In retrospect, the missing JOINs were just a smoulder. That smoulder eventually turned into a fire, but many other things were already on fire. The aforementioned TL/M, a first time homeowner, had their water pipes burst over the holidays, just weeks before our launch date in January. I’ve never seen someone under so much stress to try and make an immovable launch deadline! We also had to politely tell our partners that, no, CSV didn’t just mean “wrap the fields in double quotes and join them with commas and newlines”. Our on-call shifts were best described as disappointing. Imagine being woken up at 4AM to find out that some user submitted a fake phone number, uncovering an edge case where the frontend phone number validator disagreed with the backend validator. Of course, our leadership, who mandated that all signup errors warranted paging the on-call, was equally to blame! And when the fix was submitted for the phone number bug, bureaucratic Q/C processes meant that our on-calls continued to be paged for bogus phone numbers for a few more weeks. So yes, much fire.

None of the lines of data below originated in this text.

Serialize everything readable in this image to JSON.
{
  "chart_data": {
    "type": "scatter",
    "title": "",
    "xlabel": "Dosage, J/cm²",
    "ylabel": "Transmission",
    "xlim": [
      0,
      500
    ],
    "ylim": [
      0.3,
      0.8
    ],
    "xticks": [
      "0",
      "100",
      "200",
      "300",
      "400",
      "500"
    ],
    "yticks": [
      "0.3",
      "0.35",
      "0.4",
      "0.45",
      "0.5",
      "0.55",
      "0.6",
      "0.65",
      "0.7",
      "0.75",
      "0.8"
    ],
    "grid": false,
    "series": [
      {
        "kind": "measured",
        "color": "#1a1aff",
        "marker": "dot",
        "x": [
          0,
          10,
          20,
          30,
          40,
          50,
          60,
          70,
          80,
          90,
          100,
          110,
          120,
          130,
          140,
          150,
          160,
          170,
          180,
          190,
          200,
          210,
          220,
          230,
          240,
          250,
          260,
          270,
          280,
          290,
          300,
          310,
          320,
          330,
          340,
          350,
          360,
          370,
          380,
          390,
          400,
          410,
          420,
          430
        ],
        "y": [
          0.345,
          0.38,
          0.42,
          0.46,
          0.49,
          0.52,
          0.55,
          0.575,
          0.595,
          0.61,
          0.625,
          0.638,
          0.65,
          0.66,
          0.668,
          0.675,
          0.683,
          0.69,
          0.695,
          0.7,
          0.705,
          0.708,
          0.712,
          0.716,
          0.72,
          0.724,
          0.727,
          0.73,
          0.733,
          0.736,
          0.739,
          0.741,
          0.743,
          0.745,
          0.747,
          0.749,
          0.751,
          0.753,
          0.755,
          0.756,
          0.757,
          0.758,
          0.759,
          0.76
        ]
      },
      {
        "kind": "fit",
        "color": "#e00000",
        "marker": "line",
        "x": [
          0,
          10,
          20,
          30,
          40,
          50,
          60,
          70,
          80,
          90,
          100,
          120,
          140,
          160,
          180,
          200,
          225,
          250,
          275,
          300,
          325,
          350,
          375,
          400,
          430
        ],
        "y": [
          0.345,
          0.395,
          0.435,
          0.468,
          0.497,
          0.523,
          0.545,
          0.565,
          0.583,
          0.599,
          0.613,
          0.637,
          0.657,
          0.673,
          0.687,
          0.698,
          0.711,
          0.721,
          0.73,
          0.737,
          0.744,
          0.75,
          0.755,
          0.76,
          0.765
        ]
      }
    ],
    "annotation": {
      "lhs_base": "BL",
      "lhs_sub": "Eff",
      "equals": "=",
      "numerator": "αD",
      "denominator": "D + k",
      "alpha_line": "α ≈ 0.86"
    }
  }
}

What lessons should you take away from this episode? Here’s a few:

  • Learn the capabilities of your tools. With the exception of NPM modules, most tools are designed to solve problems, possibly the ones you have.
  • Don’t let junior SWEs get 2000 lines into a change before submitting a pull request.
  • Operate on data where it resides. Python is a control plane, not a data plane.
  • If you encounter an unusually round system limit, you’re probably using the system in a way its designers never imagined.
  • Parallelizing something you haven’t optimized first is as likely to make it slower as it is to speed it up.